Richard Williams
Richard Williams
MADISON-Richard Williams doesn't think he deserves to be inducted into the Mississippi Sports Hall of Fame and Museum this weekend. At least not by himself.

The Madison resident, Mississippi State University's second-winningest coach in school history, said this week he owes much of his success to the players, assistants and administrators who helped him along the way.

"Obviously, I'm honored," Williams said. "But I sure do have a lot of people to thank.

"When it comes to coaches, they aren't being honored for something they have done. For an athlete like Steve McNair or Ruthie Bolton (two of Williams 2014 induction classmates), they are being honored for something they did. They scored touchdowns, made baskets or became the world's fastest athlete."

Williams added that he can think of several bosses and assistants he's had that could have qualified for the same honor, if the circumstances had been different.

"I know lots of many coaches who will never be honored like this simply because they weren't fortunate enough to coach great players," he said. "The coach is just a small part of it."

That said, Williams was no small part of what happened in 1996, when he led his MSU Bulldogs firs to the NCAA Tournament, then to the only Final Four appearance in Mississippi history.

Mention the names of some of the players on that roster - - Marcus Bullard, Darryl Wilson, Dontae Jones, Russell Walters and Eric Dampier, just to start - and the memories for any long-time Bulldog fan come rushing back.

But that talent didn't guarantee State a trip to the Final Four.
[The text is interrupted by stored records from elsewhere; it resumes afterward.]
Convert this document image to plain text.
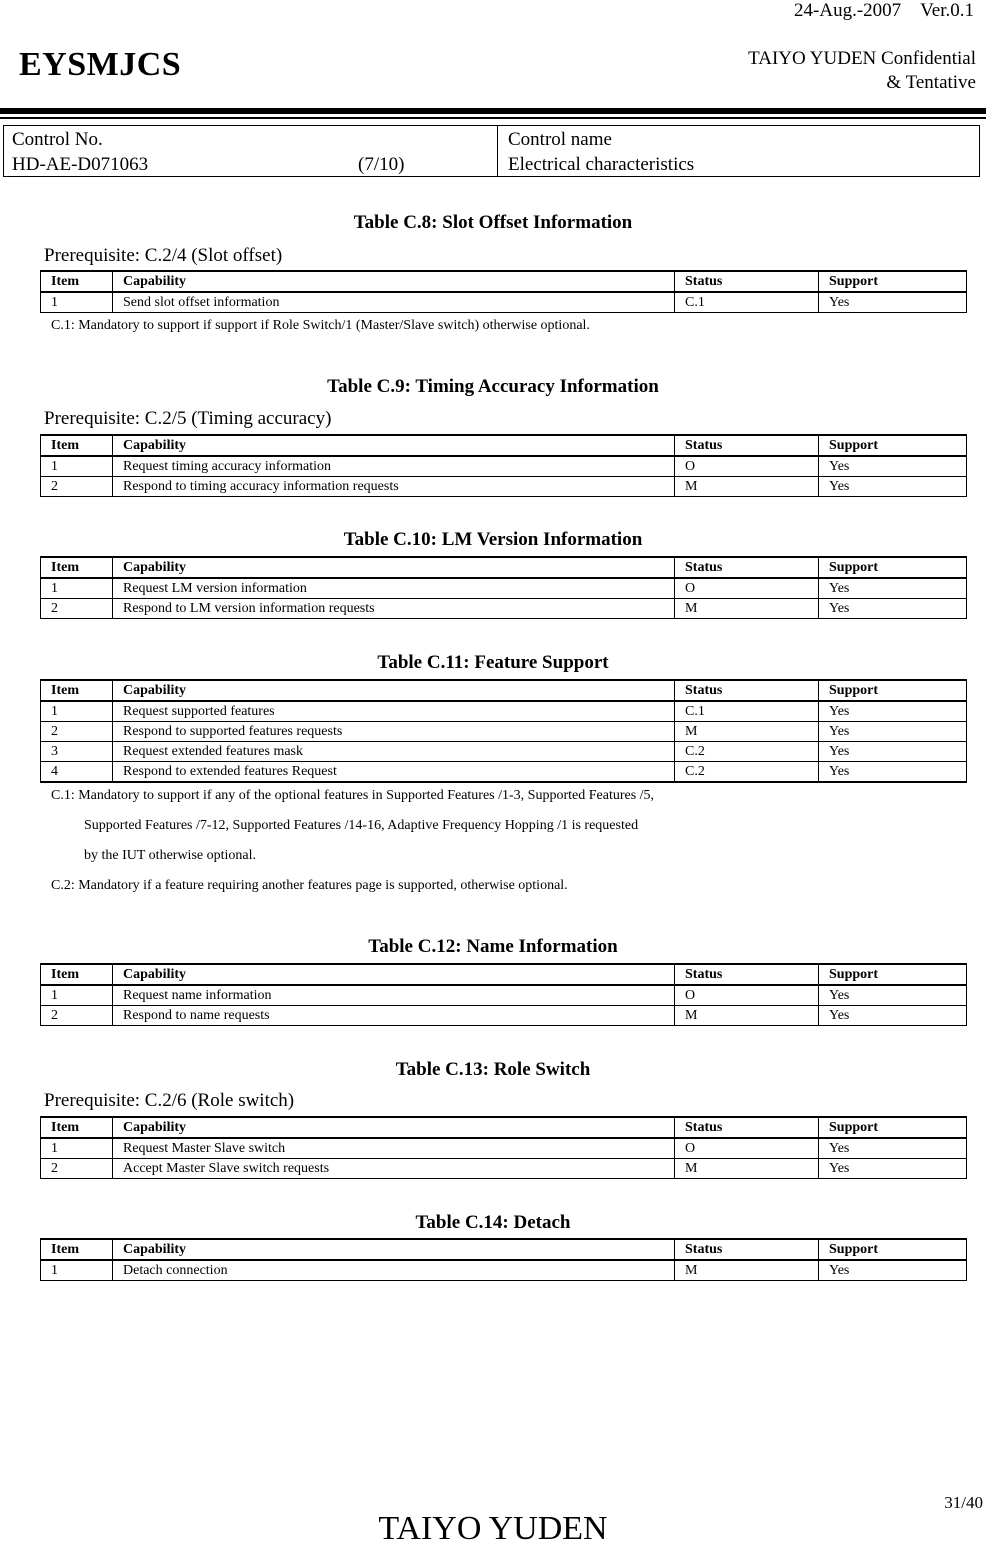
24-Aug.-2007 Ver.0.1
EYSMJCS	TAIYO YUDEN Confidential
& Tentative
Control No.
HD-AE-D071063	(7/10)
Control name
Electrical characteristics
Table C.8: Slot Offset Information
Prerequisite: C.2/4 (Slot offset)
Item	Capability	Status	Support
1	Send slot offset information	C.1	Yes
C.1: Mandatory to support if support if Role Switch/1 (Master/Slave switch) otherwise optional.
Table C.9: Timing Accuracy Information
Prerequisite: C.2/5 (Timing accuracy)
Item	Capability	Status	Support
1	Request timing accuracy information	O	Yes
2	Respond to timing accuracy information requests	M	Yes
Table C.10: LM Version Information
Item	Capability	Status	Support
1	Request LM version information	O	Yes
2	Respond to LM version information requests	M	Yes
Table C.11: Feature Support
Item	Capability	Status	Support
1	Request supported features	C.1	Yes
2	Respond to supported features requests	M	Yes
3	Request extended features mask	C.2	Yes
4	Respond to extended features Request	C.2	Yes
C.1: Mandatory to support if any of the optional features in Supported Features /1-3, Supported Features /5,
Supported Features /7-12, Supported Features /14-16, Adaptive Frequency Hopping /1 is requested
by the IUT otherwise optional.
C.2: Mandatory if a feature requiring another features page is supported, otherwise optional.
Table C.12: Name Information
Item	Capability	Status	Support
1	Request name information	O	Yes
2	Respond to name requests	M	Yes
Table C.13: Role Switch
Prerequisite: C.2/6 (Role switch)
Item	Capability	Status	Support
1	Request Master Slave switch	O	Yes
2	Accept Master Slave switch requests	M	Yes
Table C.14: Detach
Item	Capability	Status	Support
1	Detach connection	M	Yes
31/40
TAIYO YUDEN
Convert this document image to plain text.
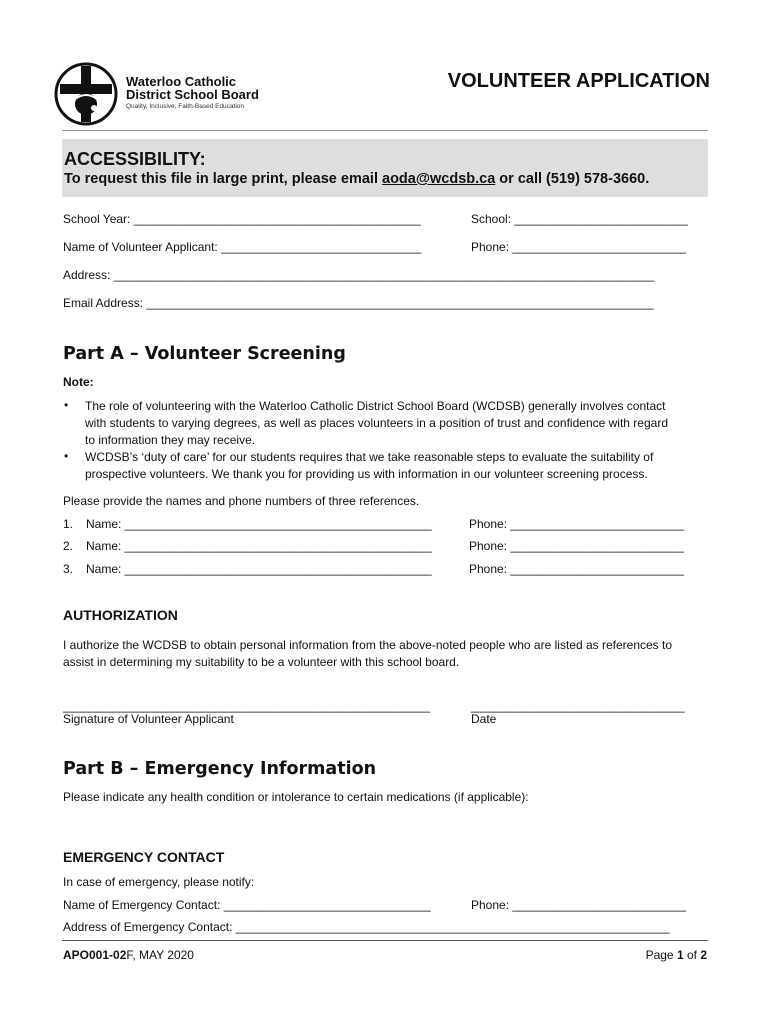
Waterloo Catholic
District School Board
Quality, Inclusive, Faith-Based Education
VOLUNTEER APPLICATION
ACCESSIBILITY:
To request this file in large print, please email aoda@wcdsb.ca or call (519) 578-3660.
School Year: ___________________________________________	School: __________________________
Name of Volunteer Applicant: ______________________________	Phone: __________________________
Address: _________________________________________________________________________________
Email Address: ____________________________________________________________________________
Part A – Volunteer Screening
Note:
• The role of volunteering with the Waterloo Catholic District School Board (WCDSB) generally involves contact
with students to varying degrees, as well as places volunteers in a position of trust and confidence with regard
to information they may receive.
• WCDSB’s ‘duty of care’ for our students requires that we take reasonable steps to evaluate the suitability of
prospective volunteers. We thank you for providing us with information in our volunteer screening process.
Please provide the names and phone numbers of three references.
1. Name: ______________________________________________	Phone: __________________________
2. Name: ______________________________________________	Phone: __________________________
3. Name: ______________________________________________	Phone: __________________________
AUTHORIZATION
I authorize the WCDSB to obtain personal information from the above-noted people who are listed as references to
assist in determining my suitability to be a volunteer with this school board.
_______________________________________________________	________________________________
Signature of Volunteer Applicant	Date
Part B – Emergency Information
Please indicate any health condition or intolerance to certain medications (if applicable):
EMERGENCY CONTACT
In case of emergency, please notify:
Name of Emergency Contact: _______________________________	Phone: __________________________
Address of Emergency Contact: _________________________________________________________________
APO001-02F, MAY 2020	Page 1 of 2
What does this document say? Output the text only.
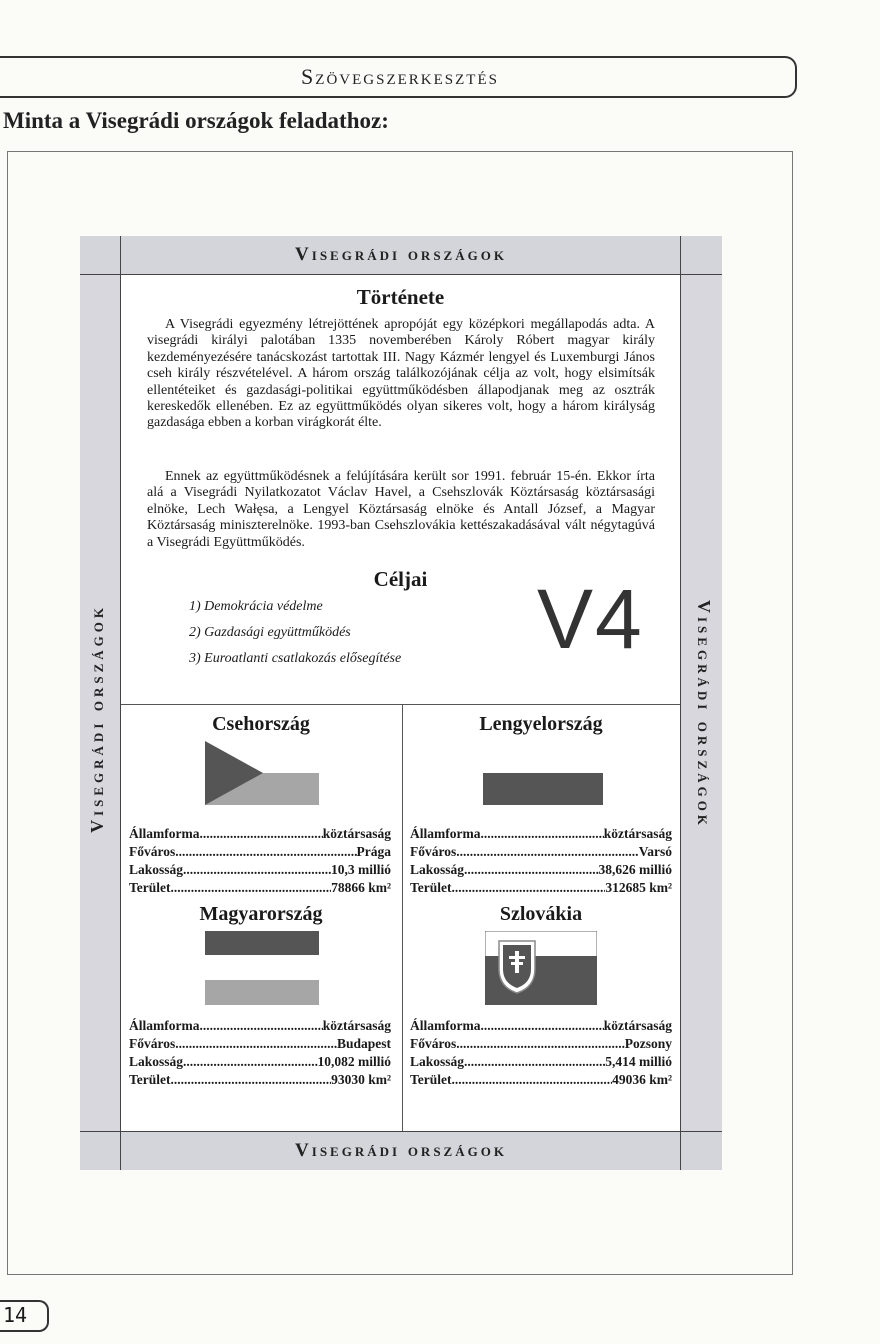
Szövegszerkesztés
Minta a Visegrádi országok feladathoz:
Visegrádi országok
Visegrádi országok
Visegrádi országok	Visegrádi országok
Története
A Visegrádi egyezmény létrejöttének apropóját egy középkori megállapodás adta. A visegrádi királyi palotában 1335 novemberében Károly Róbert magyar király kezdeményezésére tanácskozást tartottak III. Nagy Kázmér lengyel és Luxemburgi János cseh király részvételével. A három ország találkozójának célja az volt, hogy elsimítsák ellentéteiket és gazdasági-politikai együttműködésben állapodjanak meg az osztrák kereskedők ellenében. Ez az együttműködés olyan sikeres volt, hogy a három királyság gazdasága ebben a korban virágkorát élte.
Ennek az együttműködésnek a felújítására került sor 1991. február 15-én. Ekkor írta alá a Visegrádi Nyilatkozatot Václav Havel, a Csehszlovák Köztársaság köztársasági elnöke, Lech Wałęsa, a Lengyel Köztársaság elnöke és Antall József, a Magyar Köztársaság miniszterelnöke. 1993-ban Csehszlovákia kettészakadásával vált négytagúvá a Visegrádi Együttműködés.
Céljai
1) Demokrácia védelme
2) Gazdasági együttműködés
3) Euroatlanti csatlakozás elősegítése V4
Csehország
Államforma .....	köztársaság
Főváros .....	Prága
Lakosság .....	10,3 millió
Terület .....	78866 km²
Lengyelország
Államforma .....	köztársaság
Főváros .....	Varsó
Lakosság .....	38,626 millió
Terület .....	312685 km²
Magyarország
Államforma .....	köztársaság
Főváros .....	Budapest
Lakosság .....	10,082 millió
Terület .....	93030 km²
Szlovákia
Államforma .....	köztársaság
Főváros .....	Pozsony
Lakosság .....	5,414 millió
Terület .....	49036 km²
14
They earned it on the court, under Williams' steady leadership.

The 1995-1996 season started fast for Mississippi State, which jumped out to a 4-0 start before falling to Arkansas-Little Rock 70-68 in Starkville on Dec. 9. William's Bulldogs responded by rattling off wins over Southern Miss, UL Monroe, Oregon State, Nebraska, LSU and Florida (all on the road).

But when his team dropped back-to-back SEC games to Kentucky and Alabama, Williams sensed he needed to do something for his team, which he could see had identity issues.

"We talked about Dr. King and what he stood for," Williams told the Hall of Fame when his induction was announced in April. "I asked them how many of them had actually read the entire 'I have a dream' speech. Only two of three of them had, and one of those was Whit Hughes, who had gone to Jackson Prep. I told them what I knew about Dr. King, how he believed that you could be different and have different ideas but still get along.

"I remember pointing out that some of them liked country music and some liked rap and that none of them were necessarily wrong. My overall message was that, in the end, we had to be a team."

Williams' message hit home. Players began to split up the duties of choosing locker room music, and learned more about each other each day. As they did, the chemistry issues disappeared, and the Bulldogs finished the season 19-7, won the SEC West crown and curb-stomped Auburn, Georgia and Kentucky in consecutive games, by an average of more than 12 points, to win the SEC Tournament.

Those Bulldogs went on to beat Virginia Commonwealth, Princeton, UConn and Cincinnati to earn their spot in the Final Four before turnovers doomed them against Syracuse. (The Orange went on to lose the national championship game to Kentucky, a team Mississippi State had beaten by double-digits just 20 days earlier in the SEC Championship.)

Williams will get to relive those memories, and many more, at his Mississippi Sports Hall of Fame Induction Friday night at the Jackson Hilton on County Line Rd. He said many of his former players are planning to attend.

"This is a special honor for people who are involved in athletics in the state of Mississippi," Williams said. "And it's a great class that I'm going in with. I'm really looking forward to the festivities."

Other 2014 honorees include olympians Calvin Smith and Ruthie Bolton, Ole Miss football legends Deuce McAllister and Doug Cunningham and Mt. Olive-native, former Heisman Trophy-finalist and Tennessee Titans quarterback Steve "Air" McNair.